I’m a little worried by the growth numbers that Bandit demonstrates. CPU usage shouldn’t be growing without bound like that, and (as he states) that’s likely the root cause of the lacklustre numbers elsewhere
There’s not really a whole lot of actionable steps to take based on this data. We really do need a better benchmarking environment (ideally one that runs as part of CI), as the microbenchmarking setup we use now just doesn’t get to the absolute scale needed to reproduce these sorts of situations ‘in the lab’, which is a necessary precondition to be able to improve them in Bandit. If anyone is looking for a place to help, that’s probably the highest value way to do so
I’d say that POST benchmark is a bit disingenuous given it is also testing Ecto. But for the GET I would suggest enabling the supercarrier to 85% of the available memory, that could give Bandit a boost. I’ve been profiling some webservers using msacc recently and quite a bit of time is spent in GC. I wonder if it is a similar scenario in this case.
Futher, the benchmark application uses Jason.encode instead of Jason.encode_to_iodata While the body is not large, I’m sure it would help. Using :erlang.byte_size on the encoded device lists shows that they breach the refc binary threshold. This has the potential to put pressure on the binary allocator and effect the system negatively. Keeping these terms to the local process heap might be a benefit.
When you mention you’ve been profiling web servers lately, is there anything actionable you’ve seen with Bandit? That low level of profiling is truthfully not something I have a lot of experience or expertise with, and I’d greatly appreciate if you would be willing to share some insights with the project
Sadly no, this was a more general debugging webapp production issues and not comparing the performance across multiple web servers. What it comes down to (in my sample size of ~5) is rarely the overhead of the web server dominates but the overhead of encoding / decoding data (Absinthe / Jason / etc). Which makes application-based benchmarks difficult because that is not where the BEAM shines.
That being said, if you link this microbenchmark I can try to use the regular suspects on it, perf / msacc / eprof / fprof, to see if anything actionable stands out.

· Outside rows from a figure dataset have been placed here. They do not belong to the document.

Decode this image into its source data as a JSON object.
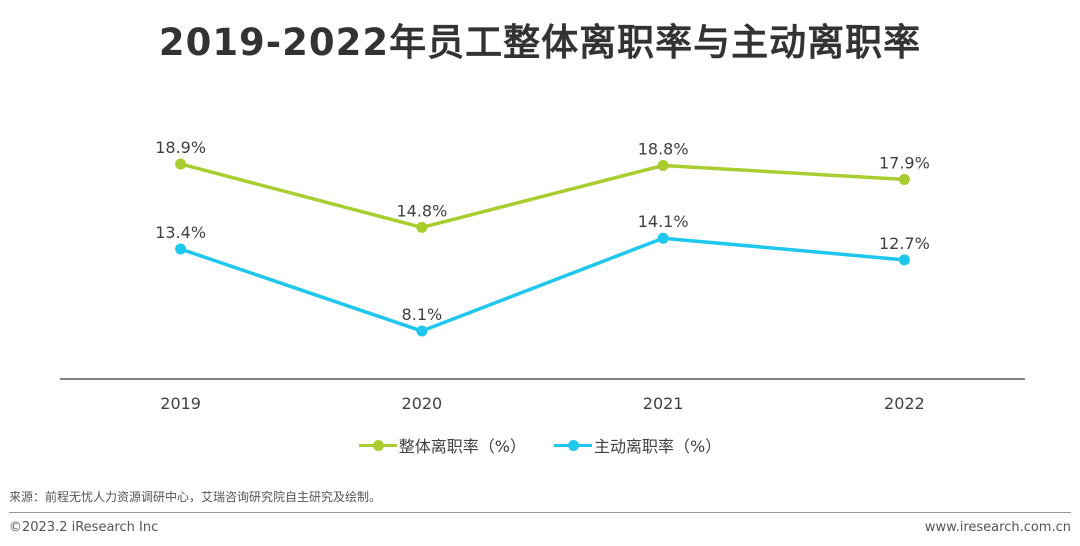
{
  "chart_data": {
    "type": "line",
    "title": "2019-2022年员工整体离职率与主动离职率",
    "categories": [
      "2019",
      "2020",
      "2021",
      "2022"
    ],
    "series": [
      {
        "name": "整体离职率（%）",
        "values": [
          18.9,
          14.8,
          18.8,
          17.9
        ],
        "labels": [
          "18.9%",
          "14.8%",
          "18.8%",
          "17.9%"
        ],
        "color": "#A9CC2E"
      },
      {
        "name": "主动离职率（%）",
        "values": [
          13.4,
          8.1,
          14.1,
          12.7
        ],
        "labels": [
          "13.4%",
          "8.1%",
          "14.1%",
          "12.7%"
        ],
        "color": "#1FC6EE"
      }
    ],
    "ylim": [
      5,
      22
    ],
    "grid": false,
    "legend": "bottom"
  },
  "footer": {
    "source": "来源：前程无忧人力资源调研中心，艾瑞咨询研究院自主研究及绘制。",
    "copyright": "©2023.2 iResearch Inc",
    "website": "www.iresearch.com.cn"
  }
}
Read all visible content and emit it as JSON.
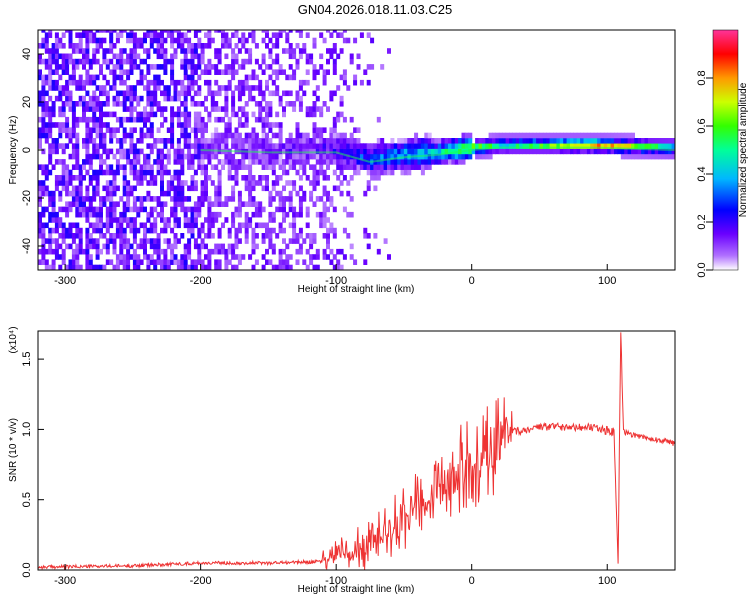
{
  "title": "GN04.2026.018.11.03.C25",
  "chart_data": [
    {
      "type": "heatmap",
      "xlabel": "Height of straight line (km)",
      "ylabel": "Frequency (Hz)",
      "xlim": [
        -320,
        150
      ],
      "ylim": [
        -50,
        50
      ],
      "xticks": [
        -300,
        -200,
        -100,
        0,
        100
      ],
      "yticks": [
        -40,
        -20,
        0,
        20,
        40
      ],
      "colorbar": {
        "label": "Normalized spectral amplitude",
        "range": [
          0.0,
          1.0
        ],
        "ticks": [
          0.0,
          0.2,
          0.4,
          0.6,
          0.8
        ],
        "colors": [
          "#9933ff",
          "#0000ff",
          "#00ccff",
          "#00ff66",
          "#ccff00",
          "#ff9900",
          "#ff0000",
          "#ff3399"
        ]
      },
      "ridge": [
        {
          "x": -200,
          "f": 0,
          "amp": 0.1
        },
        {
          "x": -150,
          "f": -1,
          "amp": 0.12
        },
        {
          "x": -100,
          "f": -1,
          "amp": 0.18
        },
        {
          "x": -75,
          "f": -5,
          "amp": 0.32
        },
        {
          "x": -50,
          "f": -3,
          "amp": 0.4
        },
        {
          "x": -25,
          "f": -2,
          "amp": 0.45
        },
        {
          "x": 0,
          "f": 0,
          "amp": 0.7
        },
        {
          "x": 20,
          "f": 1,
          "amp": 0.5
        },
        {
          "x": 90,
          "f": 1,
          "amp": 0.9
        },
        {
          "x": 150,
          "f": 0,
          "amp": 0.45
        }
      ]
    },
    {
      "type": "line",
      "xlabel": "Height of straight line (km)",
      "ylabel": "SNR (10 * v/v)",
      "yscale_label": "(x10⁴)",
      "xlim": [
        -320,
        150
      ],
      "ylim": [
        0,
        1.7
      ],
      "xticks": [
        -300,
        -200,
        -100,
        0,
        100
      ],
      "yticks": [
        0.0,
        0.5,
        1.0,
        1.5
      ],
      "series": [
        {
          "color": "#ee3333",
          "x": [
            -320,
            -250,
            -200,
            -150,
            -110,
            -100,
            -90,
            -75,
            -60,
            -50,
            -40,
            -30,
            -20,
            -10,
            0,
            10,
            20,
            30,
            40,
            50,
            60,
            70,
            80,
            90,
            100,
            105,
            108,
            110,
            112,
            115,
            120,
            130,
            140,
            150
          ],
          "y": [
            0.02,
            0.03,
            0.05,
            0.05,
            0.06,
            0.1,
            0.13,
            0.2,
            0.28,
            0.36,
            0.46,
            0.55,
            0.62,
            0.7,
            0.75,
            0.82,
            0.92,
            0.98,
            1.0,
            1.01,
            1.02,
            1.02,
            1.02,
            1.01,
            0.99,
            0.98,
            0.05,
            1.7,
            0.98,
            0.97,
            0.96,
            0.94,
            0.92,
            0.9
          ]
        }
      ]
    }
  ]
}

See, that’s part of the problem. The benchmarks that run in CI are mostly intended to be comparative, in order to evaluate the relative perf impact of a branch compared to main as a baseline (I also use them to run comparative benchmarks against Cowboy).
Whenever I’ve done eprof/fprof work it’s always been against an adhoc ‘hello world’ Plug instance and a small set of hand-rolled client connections. The ephemeral nature of these test setups (and my general amateur relationship with profiling tools) makes it hard for me to really assess performance in an absolute sense.
So, to answer your question, I suppose a good ask here would be to ask how you as an SME would together a process that would profile a simple ‘hello world’ plug in a reproducible way that allowed for flexible client access patterns (single vs keepalive requests, HTTP/1 vs HTTP/2, etc). I’m happy to systematize it, I just generally don’t know my way around how to use the profiling tools effectively enough to not drown in the sheer volume of output
Hm I see. Let me stew on it a bit, I’ll take a look into that suite. I’ve written suites that compare the output of two profiles to rank differences between them but I find it is less stable for “low level” programs and more meaningful for “high level” programs, such as ones that transform complex data structures.